My question is, vectorization is not applicable to generated quantities section?
Thanks in advance,
2 Likes
Could you please post some code so we can take a look at how you’re currently attempting to do this?
1 Like
Yes, it is possible to vectorize rng functions, but as the error tells you,
you need to ensure you have matching dimensions on both sides of the rng function.
For example, given the data
data {
int N;
vector[N] y;
}
You can create the following vector of ones which you can then use on the generated quantities
block to ensure your functions have the correct dimensions.
transformed data {
vector[N] ones_N = rep_vector(1, N);
}
parameters {
real <lower = 0> lambda;
}
model {
lambda ~ exponential(1);
target += exponential_lpdf(y | lambda);
}
generated quantities {
real y_rep[N] = exponential_rng(ones_N * lambda);
}
Does, avoiding looping over every data point.
Hope it helps!
Hi@tiagocc
I will try to implement this and update tomorrow If I’m able to make my model work. Thanks for the tip
Hi @tiagocc,
Can you show an example of using the ones for normal_rng function?
1 Like
Sorry it took so long to respond.
I would do something like:
transformed data {
int N = 10;
vector[N] ones_N = rep_vector(1, N);
}
generated quantities {
real yrep [N] = normal_rng(ones_N * 1, ones_N * 10);
}
1 Like
a little clarification on the above example - which is entirely correct -
as this issue just bubbled up again - Minor typos in Stan user guide · Issue #208 · stan-dev/docs · GitHub
intuitively, one would want yrep
to be of type vector[N]
just as y
is.
however, this doesn’t compile.
the definition of normal_rng
in the Stan Functions Reference Manual - Stan Functions Reference
says:
R
normal_rng
(reals mu, reals sigma)
Generate a normal variate with location mu and scale sigma; may only be used in transformed data and generated quantities blocks. For a description of argument and return types, see section vectorized PRNG functions.
that definition uses type R
- in the prng-vectorization section, 10.8.3.3 Return type - it says:
The result of a vectorized PRNG function depends on the size of the arguments and the distribution’s support. If all arguments are scalars, then the return type is a scalar. For a continuous distribution, if there are any non-scalar arguments, the return type is a real array ( real[]

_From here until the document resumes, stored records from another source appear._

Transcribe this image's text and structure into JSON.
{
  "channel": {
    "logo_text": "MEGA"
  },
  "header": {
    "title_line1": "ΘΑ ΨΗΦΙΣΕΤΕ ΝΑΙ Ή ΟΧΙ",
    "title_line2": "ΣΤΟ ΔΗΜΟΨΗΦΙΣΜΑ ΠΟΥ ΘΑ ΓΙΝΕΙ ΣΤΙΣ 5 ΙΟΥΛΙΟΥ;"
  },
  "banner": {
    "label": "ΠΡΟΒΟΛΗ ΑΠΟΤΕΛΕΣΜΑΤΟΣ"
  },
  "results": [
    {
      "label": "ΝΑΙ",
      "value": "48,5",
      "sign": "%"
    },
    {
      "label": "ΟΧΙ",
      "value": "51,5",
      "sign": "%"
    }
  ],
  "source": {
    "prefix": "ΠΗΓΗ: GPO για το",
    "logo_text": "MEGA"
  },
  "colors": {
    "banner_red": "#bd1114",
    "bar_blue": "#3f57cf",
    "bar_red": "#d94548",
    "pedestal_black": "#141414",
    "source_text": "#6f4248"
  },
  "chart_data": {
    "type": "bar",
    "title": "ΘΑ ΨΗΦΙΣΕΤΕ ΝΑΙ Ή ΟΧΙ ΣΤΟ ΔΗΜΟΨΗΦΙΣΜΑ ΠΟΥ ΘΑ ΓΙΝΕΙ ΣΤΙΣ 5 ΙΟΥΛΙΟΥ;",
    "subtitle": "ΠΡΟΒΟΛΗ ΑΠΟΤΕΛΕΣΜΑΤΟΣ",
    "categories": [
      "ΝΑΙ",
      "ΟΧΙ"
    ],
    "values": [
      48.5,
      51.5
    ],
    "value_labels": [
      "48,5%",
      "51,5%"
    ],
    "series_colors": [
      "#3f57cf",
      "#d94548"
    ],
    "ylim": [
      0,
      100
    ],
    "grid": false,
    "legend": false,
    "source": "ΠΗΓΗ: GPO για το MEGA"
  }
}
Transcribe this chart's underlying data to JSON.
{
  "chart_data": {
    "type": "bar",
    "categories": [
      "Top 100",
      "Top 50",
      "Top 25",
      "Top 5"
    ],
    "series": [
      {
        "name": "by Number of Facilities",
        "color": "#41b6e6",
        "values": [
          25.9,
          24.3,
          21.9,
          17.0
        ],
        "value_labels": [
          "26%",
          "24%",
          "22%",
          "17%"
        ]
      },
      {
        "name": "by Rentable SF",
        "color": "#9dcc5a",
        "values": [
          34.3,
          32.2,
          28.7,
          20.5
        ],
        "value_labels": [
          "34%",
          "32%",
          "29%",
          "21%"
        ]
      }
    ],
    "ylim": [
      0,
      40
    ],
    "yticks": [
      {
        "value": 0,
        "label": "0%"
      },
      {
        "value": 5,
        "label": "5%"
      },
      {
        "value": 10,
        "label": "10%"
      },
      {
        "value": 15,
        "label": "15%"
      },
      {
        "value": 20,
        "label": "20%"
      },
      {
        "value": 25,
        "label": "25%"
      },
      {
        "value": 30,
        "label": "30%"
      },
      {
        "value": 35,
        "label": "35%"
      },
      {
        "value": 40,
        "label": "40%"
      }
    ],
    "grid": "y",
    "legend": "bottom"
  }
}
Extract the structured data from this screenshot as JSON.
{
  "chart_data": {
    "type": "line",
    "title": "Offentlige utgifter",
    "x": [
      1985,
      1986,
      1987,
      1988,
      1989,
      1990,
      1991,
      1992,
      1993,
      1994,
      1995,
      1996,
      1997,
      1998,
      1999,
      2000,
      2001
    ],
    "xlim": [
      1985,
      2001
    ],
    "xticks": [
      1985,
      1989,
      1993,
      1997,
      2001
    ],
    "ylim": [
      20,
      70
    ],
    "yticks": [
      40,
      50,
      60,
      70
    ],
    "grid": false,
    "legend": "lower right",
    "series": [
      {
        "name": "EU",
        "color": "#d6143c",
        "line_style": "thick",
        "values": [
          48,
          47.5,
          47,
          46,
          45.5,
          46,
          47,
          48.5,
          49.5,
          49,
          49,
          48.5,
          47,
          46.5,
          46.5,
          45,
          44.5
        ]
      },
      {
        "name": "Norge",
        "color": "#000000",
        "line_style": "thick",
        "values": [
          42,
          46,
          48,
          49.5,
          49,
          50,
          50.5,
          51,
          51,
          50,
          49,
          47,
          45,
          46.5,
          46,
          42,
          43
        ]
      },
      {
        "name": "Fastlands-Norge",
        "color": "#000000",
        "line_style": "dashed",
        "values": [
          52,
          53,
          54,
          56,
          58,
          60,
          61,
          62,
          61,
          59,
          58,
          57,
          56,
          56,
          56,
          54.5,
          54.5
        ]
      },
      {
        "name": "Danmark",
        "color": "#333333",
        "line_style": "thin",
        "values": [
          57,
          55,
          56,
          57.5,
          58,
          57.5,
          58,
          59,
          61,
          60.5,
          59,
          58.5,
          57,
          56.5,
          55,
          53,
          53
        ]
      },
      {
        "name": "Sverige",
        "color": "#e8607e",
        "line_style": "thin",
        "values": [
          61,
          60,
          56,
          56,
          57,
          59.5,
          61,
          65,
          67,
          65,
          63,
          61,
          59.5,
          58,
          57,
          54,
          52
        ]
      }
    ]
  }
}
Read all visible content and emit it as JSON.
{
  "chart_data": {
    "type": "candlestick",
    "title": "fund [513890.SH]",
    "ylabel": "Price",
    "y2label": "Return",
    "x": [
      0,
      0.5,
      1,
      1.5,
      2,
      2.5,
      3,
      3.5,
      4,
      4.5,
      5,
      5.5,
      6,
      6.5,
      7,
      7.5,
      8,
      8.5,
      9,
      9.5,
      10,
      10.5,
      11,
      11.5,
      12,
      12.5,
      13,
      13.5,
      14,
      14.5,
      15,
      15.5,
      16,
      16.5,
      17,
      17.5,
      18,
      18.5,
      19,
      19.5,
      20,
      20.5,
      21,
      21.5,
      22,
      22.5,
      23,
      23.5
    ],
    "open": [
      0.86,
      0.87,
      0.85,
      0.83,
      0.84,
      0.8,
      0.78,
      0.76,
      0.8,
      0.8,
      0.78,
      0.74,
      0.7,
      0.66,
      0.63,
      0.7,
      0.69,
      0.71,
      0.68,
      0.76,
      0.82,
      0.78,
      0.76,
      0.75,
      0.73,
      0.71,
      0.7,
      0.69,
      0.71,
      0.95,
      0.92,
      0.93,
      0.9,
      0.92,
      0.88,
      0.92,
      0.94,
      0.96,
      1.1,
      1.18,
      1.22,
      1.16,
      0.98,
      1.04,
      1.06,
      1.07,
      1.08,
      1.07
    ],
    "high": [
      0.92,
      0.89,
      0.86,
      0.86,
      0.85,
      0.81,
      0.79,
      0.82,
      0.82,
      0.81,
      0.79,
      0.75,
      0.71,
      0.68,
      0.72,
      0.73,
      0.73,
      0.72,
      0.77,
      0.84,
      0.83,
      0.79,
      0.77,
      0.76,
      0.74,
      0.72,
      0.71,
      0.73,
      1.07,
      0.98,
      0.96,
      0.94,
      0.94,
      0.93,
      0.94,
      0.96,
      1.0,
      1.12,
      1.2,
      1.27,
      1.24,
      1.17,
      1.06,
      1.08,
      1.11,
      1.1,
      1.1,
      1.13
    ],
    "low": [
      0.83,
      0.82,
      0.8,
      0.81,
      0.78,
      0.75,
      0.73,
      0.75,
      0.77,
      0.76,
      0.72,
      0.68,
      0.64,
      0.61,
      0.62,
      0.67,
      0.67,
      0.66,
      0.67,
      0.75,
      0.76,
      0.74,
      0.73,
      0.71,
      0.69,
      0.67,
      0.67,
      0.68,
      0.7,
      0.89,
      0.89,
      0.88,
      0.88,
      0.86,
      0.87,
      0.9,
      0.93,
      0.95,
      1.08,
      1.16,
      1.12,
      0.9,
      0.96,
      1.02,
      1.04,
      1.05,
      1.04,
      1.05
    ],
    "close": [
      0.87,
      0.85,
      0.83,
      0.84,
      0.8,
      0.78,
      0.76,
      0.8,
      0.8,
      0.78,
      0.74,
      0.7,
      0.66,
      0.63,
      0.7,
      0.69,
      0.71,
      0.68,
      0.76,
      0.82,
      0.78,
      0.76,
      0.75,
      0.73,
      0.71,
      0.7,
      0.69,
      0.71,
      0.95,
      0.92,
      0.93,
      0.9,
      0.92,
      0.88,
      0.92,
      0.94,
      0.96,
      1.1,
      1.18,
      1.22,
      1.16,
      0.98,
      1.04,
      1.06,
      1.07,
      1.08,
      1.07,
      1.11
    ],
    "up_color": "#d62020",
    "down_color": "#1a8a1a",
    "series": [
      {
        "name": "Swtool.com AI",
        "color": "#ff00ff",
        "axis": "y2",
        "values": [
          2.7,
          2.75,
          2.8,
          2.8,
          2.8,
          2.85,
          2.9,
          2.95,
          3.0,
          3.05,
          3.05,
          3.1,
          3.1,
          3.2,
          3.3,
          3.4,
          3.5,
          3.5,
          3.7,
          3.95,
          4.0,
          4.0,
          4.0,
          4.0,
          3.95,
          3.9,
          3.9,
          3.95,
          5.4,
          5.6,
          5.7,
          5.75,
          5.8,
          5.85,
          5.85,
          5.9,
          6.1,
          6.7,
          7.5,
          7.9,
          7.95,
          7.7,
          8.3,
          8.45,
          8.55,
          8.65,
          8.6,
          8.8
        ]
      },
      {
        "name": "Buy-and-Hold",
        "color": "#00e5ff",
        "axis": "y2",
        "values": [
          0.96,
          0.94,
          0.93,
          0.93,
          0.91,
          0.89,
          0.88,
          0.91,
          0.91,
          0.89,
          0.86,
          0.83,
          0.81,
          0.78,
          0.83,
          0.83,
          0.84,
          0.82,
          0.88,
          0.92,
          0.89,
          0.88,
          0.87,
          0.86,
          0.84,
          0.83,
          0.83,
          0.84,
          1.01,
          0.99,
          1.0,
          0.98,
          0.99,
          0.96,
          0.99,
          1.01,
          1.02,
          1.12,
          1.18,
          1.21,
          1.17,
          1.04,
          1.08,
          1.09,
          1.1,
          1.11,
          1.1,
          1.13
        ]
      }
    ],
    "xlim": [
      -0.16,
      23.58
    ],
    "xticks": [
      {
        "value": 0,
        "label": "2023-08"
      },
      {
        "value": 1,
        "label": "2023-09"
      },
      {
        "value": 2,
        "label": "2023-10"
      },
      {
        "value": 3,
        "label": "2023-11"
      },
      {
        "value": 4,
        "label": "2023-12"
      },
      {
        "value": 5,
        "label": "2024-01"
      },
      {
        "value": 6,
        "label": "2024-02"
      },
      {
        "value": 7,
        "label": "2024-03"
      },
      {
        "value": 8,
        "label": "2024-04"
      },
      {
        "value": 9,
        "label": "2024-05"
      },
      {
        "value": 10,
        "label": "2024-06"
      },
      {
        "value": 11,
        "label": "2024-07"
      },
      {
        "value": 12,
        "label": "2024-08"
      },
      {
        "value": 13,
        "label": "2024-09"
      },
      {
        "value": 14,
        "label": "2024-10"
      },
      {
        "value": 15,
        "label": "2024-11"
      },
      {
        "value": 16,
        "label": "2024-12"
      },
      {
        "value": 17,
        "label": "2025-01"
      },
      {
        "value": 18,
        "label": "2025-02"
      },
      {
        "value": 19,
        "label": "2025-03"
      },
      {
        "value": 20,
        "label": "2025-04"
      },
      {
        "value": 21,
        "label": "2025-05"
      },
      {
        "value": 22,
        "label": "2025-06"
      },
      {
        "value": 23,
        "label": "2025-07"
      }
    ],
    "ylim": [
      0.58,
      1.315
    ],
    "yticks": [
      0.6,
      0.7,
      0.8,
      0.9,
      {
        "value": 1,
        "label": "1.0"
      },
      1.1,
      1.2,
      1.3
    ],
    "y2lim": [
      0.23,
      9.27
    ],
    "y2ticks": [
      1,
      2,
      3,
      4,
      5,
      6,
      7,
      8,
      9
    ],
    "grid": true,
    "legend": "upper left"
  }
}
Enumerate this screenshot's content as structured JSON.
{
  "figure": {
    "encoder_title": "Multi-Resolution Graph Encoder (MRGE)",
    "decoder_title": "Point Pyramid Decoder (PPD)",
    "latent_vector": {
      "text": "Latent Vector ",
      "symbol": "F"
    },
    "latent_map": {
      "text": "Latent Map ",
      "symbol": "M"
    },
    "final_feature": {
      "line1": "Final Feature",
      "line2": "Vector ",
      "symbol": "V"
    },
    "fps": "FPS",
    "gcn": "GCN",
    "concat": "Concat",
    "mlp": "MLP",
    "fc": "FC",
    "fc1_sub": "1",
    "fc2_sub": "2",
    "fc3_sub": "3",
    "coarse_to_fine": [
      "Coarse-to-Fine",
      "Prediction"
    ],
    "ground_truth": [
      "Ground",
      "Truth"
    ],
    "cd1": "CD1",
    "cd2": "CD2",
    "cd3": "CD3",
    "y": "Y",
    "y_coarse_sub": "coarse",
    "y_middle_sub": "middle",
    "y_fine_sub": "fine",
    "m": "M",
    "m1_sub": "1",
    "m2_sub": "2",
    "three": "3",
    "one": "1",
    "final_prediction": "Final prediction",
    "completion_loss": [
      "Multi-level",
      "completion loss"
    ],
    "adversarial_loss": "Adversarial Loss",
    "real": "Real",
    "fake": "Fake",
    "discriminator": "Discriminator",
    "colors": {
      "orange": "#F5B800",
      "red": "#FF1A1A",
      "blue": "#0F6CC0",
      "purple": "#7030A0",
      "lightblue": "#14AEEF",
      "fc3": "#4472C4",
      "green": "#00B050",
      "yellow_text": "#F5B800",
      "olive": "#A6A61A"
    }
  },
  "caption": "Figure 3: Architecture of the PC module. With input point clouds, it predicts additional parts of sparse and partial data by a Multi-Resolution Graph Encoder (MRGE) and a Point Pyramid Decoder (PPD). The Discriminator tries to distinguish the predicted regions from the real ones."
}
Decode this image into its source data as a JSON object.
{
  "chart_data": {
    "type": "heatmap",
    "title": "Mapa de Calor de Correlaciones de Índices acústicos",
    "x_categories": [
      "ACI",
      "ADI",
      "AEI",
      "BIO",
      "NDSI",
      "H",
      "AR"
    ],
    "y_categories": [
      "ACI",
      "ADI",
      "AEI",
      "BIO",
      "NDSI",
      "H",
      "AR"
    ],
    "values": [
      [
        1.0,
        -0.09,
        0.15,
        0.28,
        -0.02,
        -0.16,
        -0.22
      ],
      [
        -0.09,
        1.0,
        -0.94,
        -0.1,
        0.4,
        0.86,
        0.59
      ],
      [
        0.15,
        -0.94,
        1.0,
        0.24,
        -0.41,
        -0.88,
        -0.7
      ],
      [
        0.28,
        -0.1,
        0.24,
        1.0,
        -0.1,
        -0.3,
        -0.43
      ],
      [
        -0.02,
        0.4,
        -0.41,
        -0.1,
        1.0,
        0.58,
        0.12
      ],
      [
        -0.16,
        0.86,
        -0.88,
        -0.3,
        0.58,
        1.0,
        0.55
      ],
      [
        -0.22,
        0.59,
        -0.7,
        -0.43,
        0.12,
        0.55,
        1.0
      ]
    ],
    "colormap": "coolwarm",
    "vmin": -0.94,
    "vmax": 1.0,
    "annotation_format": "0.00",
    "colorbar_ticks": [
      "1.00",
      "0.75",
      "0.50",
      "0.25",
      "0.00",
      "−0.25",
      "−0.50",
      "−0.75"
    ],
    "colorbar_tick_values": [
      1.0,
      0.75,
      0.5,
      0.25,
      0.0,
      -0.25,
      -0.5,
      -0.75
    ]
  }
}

) matching the size of any of the non-scalar arguments, as all non-scalar arguments must have matching size. Discrete distributions return ints
and continuous distributions return reals
, each of appropriate size. The symbol R
denotes such a return type.
in short, the vectorized RNG function normal_rng
return scalars or int
or real
arrays. not matrix
, vector
, or row_vector
.
1 Like
That only helps if there’s autodiff inside the loop that is more efficient outside the loop. Loops themselves are very fast in Stan. That means this
real y[N];
for (n in 1:N)
y[n] ~ normal(mu, sigma);
is a lot slower than the vectorized form
y ~ normal(mu, sigma);
tghat doesnt’ carry over everywhere. For example,
real x[N];
real y[N] = exp(x);
isn’t any faster than
real x[N];
real y[N];
for (n in 1:N)
y[n] = exp(x[n]);
because all the vectorized exp
function does is a loop down in C++ just like the loop code.
Edit: There’s no autodiff in transformed parameters or generated quantities, so there won’t be a speed difference between loops or vectorized operations for those functions. There still will be a big difference between matrix operations and loops. You definitely want to call matrix operations where possible because they have lots of optimizations built in.